Mixed Hypertrophic and Dilated Phenotype of Cardiomyopathy in a Patient With Homozygous In-Frame Deletion in the MyBPC3 Gene Treated as Myocarditis for a Long Time

Abstract

Hypertrophic cardiomyopathy (HCM) is the most common inherited disease, with a prevalence of 1:200 worldwide. The cause of HCM usually presents with an autosomal dominant mutation in the genes encoding one of more than 20 sarcomeric proteins, incomplete penetrance, and variable expressivity. HCM classically manifests as an unexplained thickness of the interventricular septum (IVS) and left ventricular (LV) walls, with or without the obstruction of the LV outflow tract (LVOT), and variable cardiac arrhythmias. Here, we present a rare case of mixed cardiomyopathy (cardiac hypertrophy and dilation) and erythrocytosis in a young patient. A 27-year-old man was admitted to the clinic due to biventricular heart failure (HF) NYHA class III. Personal medical records included a diagnosis of dilated cardiomyopathy (DCM) since the age of 4 years and were, at the time, considered an outcome of myocarditis. Severe respiratory infection led to circulatory decompensation and acute femoral thrombosis. The combination of non-obstructive LV hypertrophy (LV walls up to 15 mm), LV dilatation, decreased contractility (LV EF 24%), and LV apical thrombosis were seen. Cardiac MRI showed a complex pattern of late gadolinium enhancement (LGE). Endomyocardial biopsy (EMB) revealed primary cardiomyopathy with intravascular coagulation and an inflammatory response. No viral genome was detected in the plasma or EMB samples. Whole exome sequencing (WES) revealed a homozygous in-frame deletion p.2711_2737del in the MyBPC3 gene. The clinically unaffected mother was a heterozygous carrier of this deletion, and the father was unavailable for clinical and genetic testing. Essential erythrocytosis remains unexplained. No significant improvement was achieved by conventional treatment, including prednisolone 40 mg therapy. ICD was implanted due to sustained VT and high risk of SCD. Orthotopic heart transplantation (HTx) was considered optimal. Early manifestation combined hypertrophic and dilated phenotype, and progression may reflect a complex genotype with more than one pathogenic allele and/or a combination of genetic diseases in one patient.

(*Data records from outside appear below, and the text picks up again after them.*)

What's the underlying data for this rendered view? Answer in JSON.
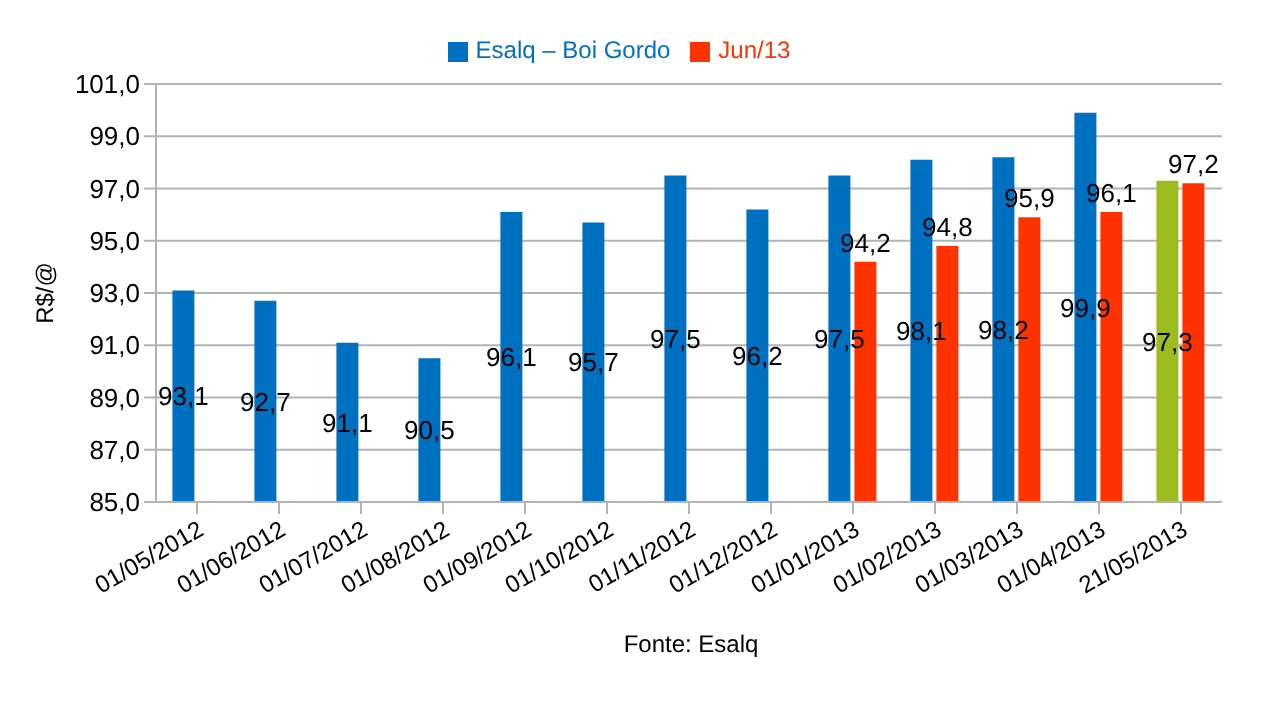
{
  "chart_data": {
    "type": "bar",
    "ylabel": "R$/@",
    "categories": [
      "01/05/2012",
      "01/06/2012",
      "01/07/2012",
      "01/08/2012",
      "01/09/2012",
      "01/10/2012",
      "01/11/2012",
      "01/12/2012",
      "01/01/2013",
      "01/02/2013",
      "01/03/2013",
      "01/04/2013",
      "21/05/2013"
    ],
    "series": [
      {
        "name": "Esalq – Boi Gordo",
        "color": "#0070c0",
        "colors": [
          "#0070c0",
          "#0070c0",
          "#0070c0",
          "#0070c0",
          "#0070c0",
          "#0070c0",
          "#0070c0",
          "#0070c0",
          "#0070c0",
          "#0070c0",
          "#0070c0",
          "#0070c0",
          "#9bbb1e"
        ],
        "values": [
          93.1,
          92.7,
          91.1,
          90.5,
          96.1,
          95.7,
          97.5,
          96.2,
          97.5,
          98.1,
          98.2,
          99.9,
          97.3
        ],
        "value_labels": [
          "93,1",
          "92,7",
          "91,1",
          "90,5",
          "96,1",
          "95,7",
          "97,5",
          "96,2",
          "97,5",
          "98,1",
          "98,2",
          "99,9",
          "97,3"
        ]
      },
      {
        "name": "Jun/13",
        "color": "#ff3300",
        "values": [
          null,
          null,
          null,
          null,
          null,
          null,
          null,
          null,
          94.2,
          94.8,
          95.9,
          96.1,
          97.2
        ],
        "value_labels": [
          null,
          null,
          null,
          null,
          null,
          null,
          null,
          null,
          "94,2",
          "94,8",
          "95,9",
          "96,1",
          "97,2"
        ]
      }
    ],
    "ylim": [
      85,
      101
    ],
    "yticks": [
      {
        "value": 85,
        "label": "85,0"
      },
      {
        "value": 87,
        "label": "87,0"
      },
      {
        "value": 89,
        "label": "89,0"
      },
      {
        "value": 91,
        "label": "91,0"
      },
      {
        "value": 93,
        "label": "93,0"
      },
      {
        "value": 95,
        "label": "95,0"
      },
      {
        "value": 97,
        "label": "97,0"
      },
      {
        "value": 99,
        "label": "99,0"
      },
      {
        "value": 101,
        "label": "101,0"
      }
    ],
    "grid": "y",
    "legend": "top",
    "annotations": [
      "Fonte: Esalq"
    ]
  }
}
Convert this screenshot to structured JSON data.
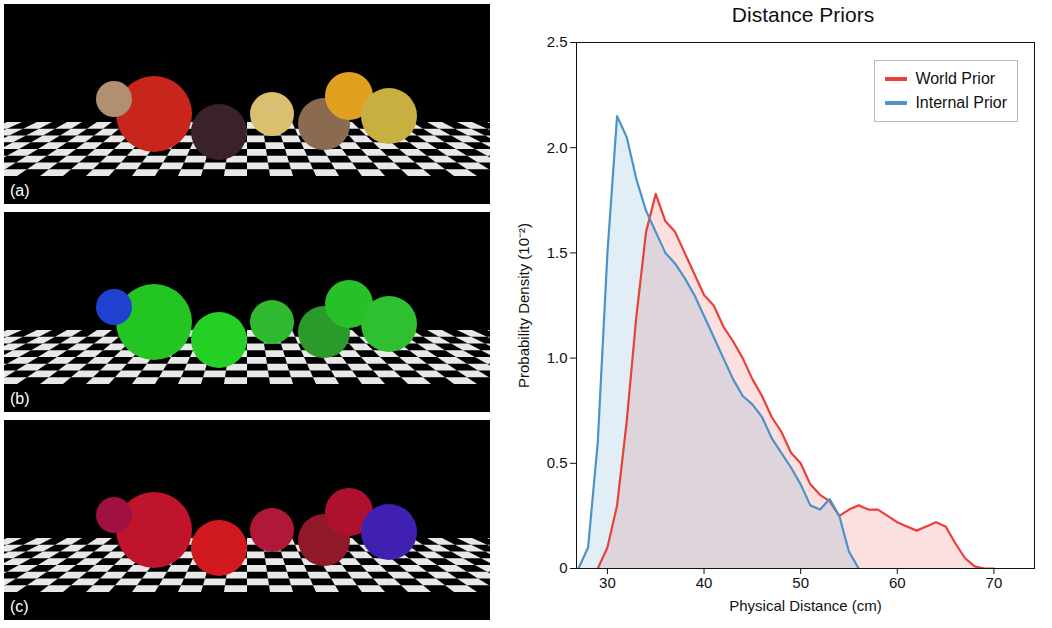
{
  "image_panels": [
    {
      "label": "(a)"
    },
    {
      "label": "(b)"
    },
    {
      "label": "(c)"
    }
  ],
  "chart_data": {
    "type": "area",
    "title": "Distance Priors",
    "x_label": "Physical Distance (cm)",
    "y_label": "Probability Density (10⁻²)",
    "x": [
      27,
      28,
      29,
      30,
      31,
      32,
      33,
      34,
      35,
      36,
      37,
      38,
      39,
      40,
      41,
      42,
      43,
      44,
      45,
      46,
      47,
      48,
      49,
      50,
      51,
      52,
      53,
      54,
      55,
      56,
      57,
      58,
      59,
      60,
      61,
      62,
      63,
      64,
      65,
      66,
      67,
      68,
      69,
      70
    ],
    "series": [
      {
        "name": "World Prior",
        "color": "#e8403a",
        "values": [
          null,
          null,
          0,
          0.1,
          0.3,
          0.7,
          1.2,
          1.6,
          1.78,
          1.65,
          1.6,
          1.5,
          1.4,
          1.3,
          1.25,
          1.15,
          1.08,
          1.0,
          0.9,
          0.82,
          0.72,
          0.65,
          0.55,
          0.5,
          0.4,
          0.35,
          0.32,
          0.25,
          0.28,
          0.3,
          0.28,
          0.28,
          0.25,
          0.22,
          0.2,
          0.18,
          0.2,
          0.22,
          0.2,
          0.12,
          0.05,
          0.01,
          0,
          0
        ]
      },
      {
        "name": "Internal Prior",
        "color": "#4b93c9",
        "values": [
          0,
          0.1,
          0.6,
          1.5,
          2.15,
          2.05,
          1.85,
          1.7,
          1.6,
          1.5,
          1.45,
          1.38,
          1.3,
          1.2,
          1.1,
          1.0,
          0.9,
          0.82,
          0.78,
          0.72,
          0.62,
          0.55,
          0.48,
          0.4,
          0.3,
          0.28,
          0.33,
          0.25,
          0.08,
          0,
          null,
          null,
          null,
          null,
          null,
          null,
          null,
          null,
          null,
          null,
          null,
          null,
          null,
          null
        ]
      }
    ],
    "xlim": [
      26.8,
      74.2
    ],
    "xticks": [
      30,
      40,
      50,
      60,
      70
    ],
    "ylim": [
      0,
      2.5
    ],
    "yticks": [
      0,
      0.5,
      {
        "value": 1,
        "label": "1.0"
      },
      1.5,
      {
        "value": 2,
        "label": "2.0"
      },
      2.5
    ],
    "legend": "top-right",
    "grid": false
  }
}
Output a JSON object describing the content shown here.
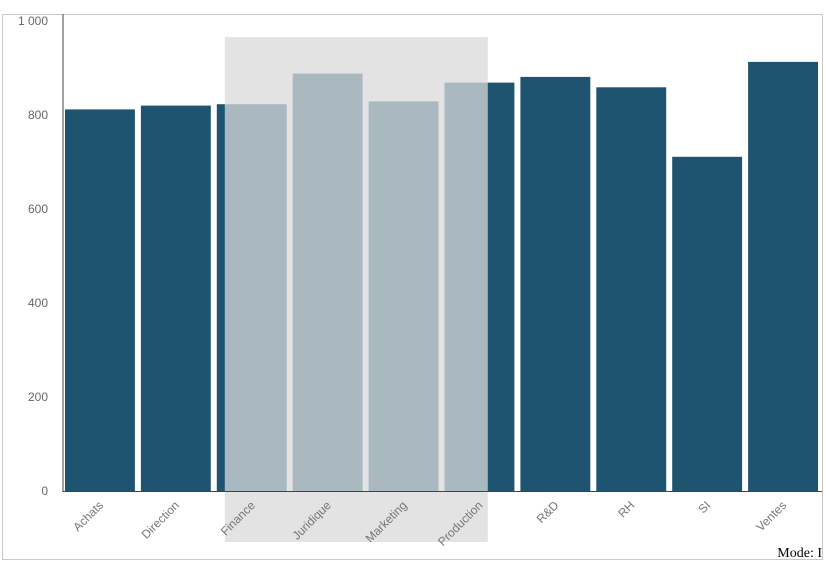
{
  "chart_data": {
    "type": "bar",
    "categories": [
      "Achats",
      "Direction",
      "Finance",
      "Juridique",
      "Marketing",
      "Production",
      "R&D",
      "RH",
      "SI",
      "Ventes"
    ],
    "values": [
      812,
      820,
      823,
      888,
      829,
      869,
      881,
      859,
      711,
      913
    ],
    "ylim": [
      0,
      1000
    ],
    "yticks": [
      0,
      200,
      400,
      600,
      800,
      1000
    ],
    "ytick_labels": [
      "0",
      "200",
      "400",
      "600",
      "800",
      "1 000"
    ],
    "grid": false,
    "selection": {
      "from": "Finance",
      "to": "Production"
    },
    "colors": {
      "bar": "#1f5470",
      "selection": "#d9d9d9",
      "axis": "#444444"
    }
  },
  "status": {
    "mode_label": "Mode: I"
  }
}
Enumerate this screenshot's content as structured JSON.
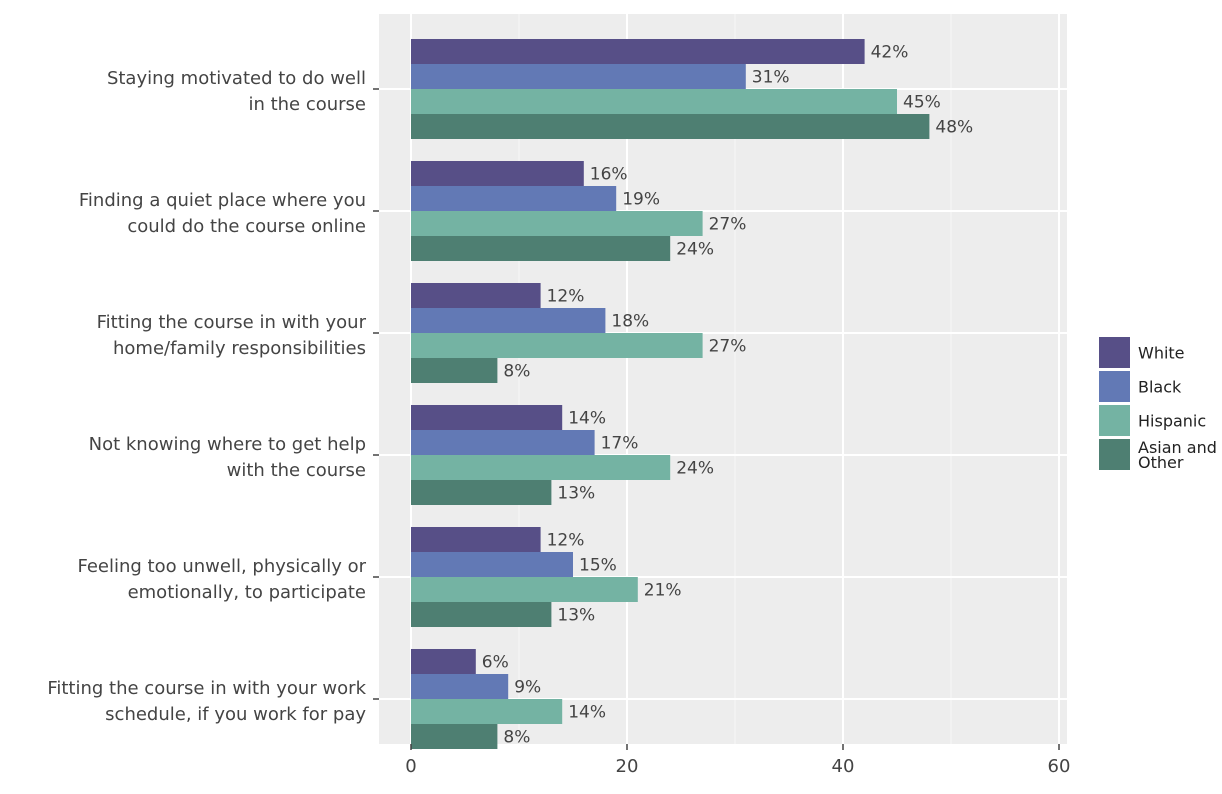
{
  "chart_data": {
    "type": "bar",
    "orientation": "horizontal",
    "categories": [
      [
        "Staying motivated to do well",
        "in the course"
      ],
      [
        "Finding a quiet place where you",
        "could do the course online"
      ],
      [
        "Fitting the course in with your",
        "home/family responsibilities"
      ],
      [
        "Not knowing where to get help",
        "with the course"
      ],
      [
        "Feeling too unwell, physically or",
        "emotionally, to participate"
      ],
      [
        "Fitting the course in with your work",
        "schedule, if you work for pay"
      ]
    ],
    "series": [
      {
        "name": "White",
        "color": "#574f87",
        "values": [
          42,
          16,
          12,
          14,
          12,
          6
        ]
      },
      {
        "name": "Black",
        "color": "#6279b5",
        "values": [
          31,
          19,
          18,
          17,
          15,
          9
        ]
      },
      {
        "name": "Hispanic",
        "color": "#74b3a3",
        "values": [
          45,
          27,
          27,
          24,
          21,
          14
        ]
      },
      {
        "name": "Asian and Other",
        "color": "#4e7f72",
        "values": [
          48,
          24,
          8,
          13,
          13,
          8
        ]
      }
    ],
    "value_suffix": "%",
    "xlim": [
      0,
      63
    ],
    "xticks": [
      0,
      20,
      40,
      60
    ],
    "grid": true,
    "legend_position": "right",
    "title": "",
    "xlabel": "",
    "ylabel": ""
  }
}
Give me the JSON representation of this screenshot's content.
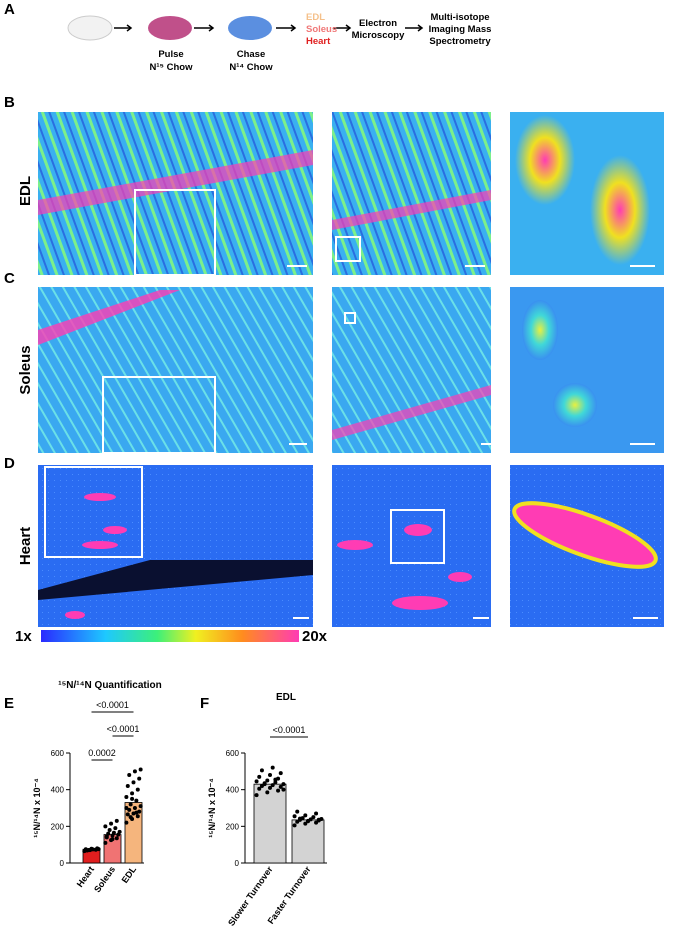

Keywords: MyBPC3 gene; bi-allelic mutations; dilated cardiomyopathy; endomyocardial biopsy; heart failure progression; hypertrophic cardiomyopathy; myocarditis.

Figure 1

The main milestones of the proband’s medical history. Reconstructed by the patient’s reports and medical records.

Figure 2

Resting ECG. HR 98 bpm, sinus tachycardia, signs of hypertrophy of both atria and ventricles, and decreased votage of the R waves in standard leads.

Figure 3

Eсhocardiography. On the left—a severe decrease in left ventricular EF (at this measurement of 9%); in the center—a lining clot in the apex of the left ventricle with dimensions of 4 mm × 18 mm; on the right—hypertrophy of the left ventricular wall to 15–16 mm.

Figure 4

The endomyocardial biopsy of the right ventricle (10–50 micron scale). Hematoxylin eosin staining showed: the endocardium is thin. Cardiomyocytes with foci of enlightenment in the perinuclear zone, disarray, with homogenization of the cytoplasm. In individual cardiomyocytes, there are foci of myolysis with the formation of voids in the cytoplasm. Microvessels with red blood cell sludge phenomenon, sclerosed walls, proliferation of endothelial cells, stenosis of the lumen and single perivascular lymphohistiocytic cells. There are minor hemorrhages, mild sclerosis. Staining of congo red (in non-polarized and polarized light), Perls reaction, the PAS reaction are a negative.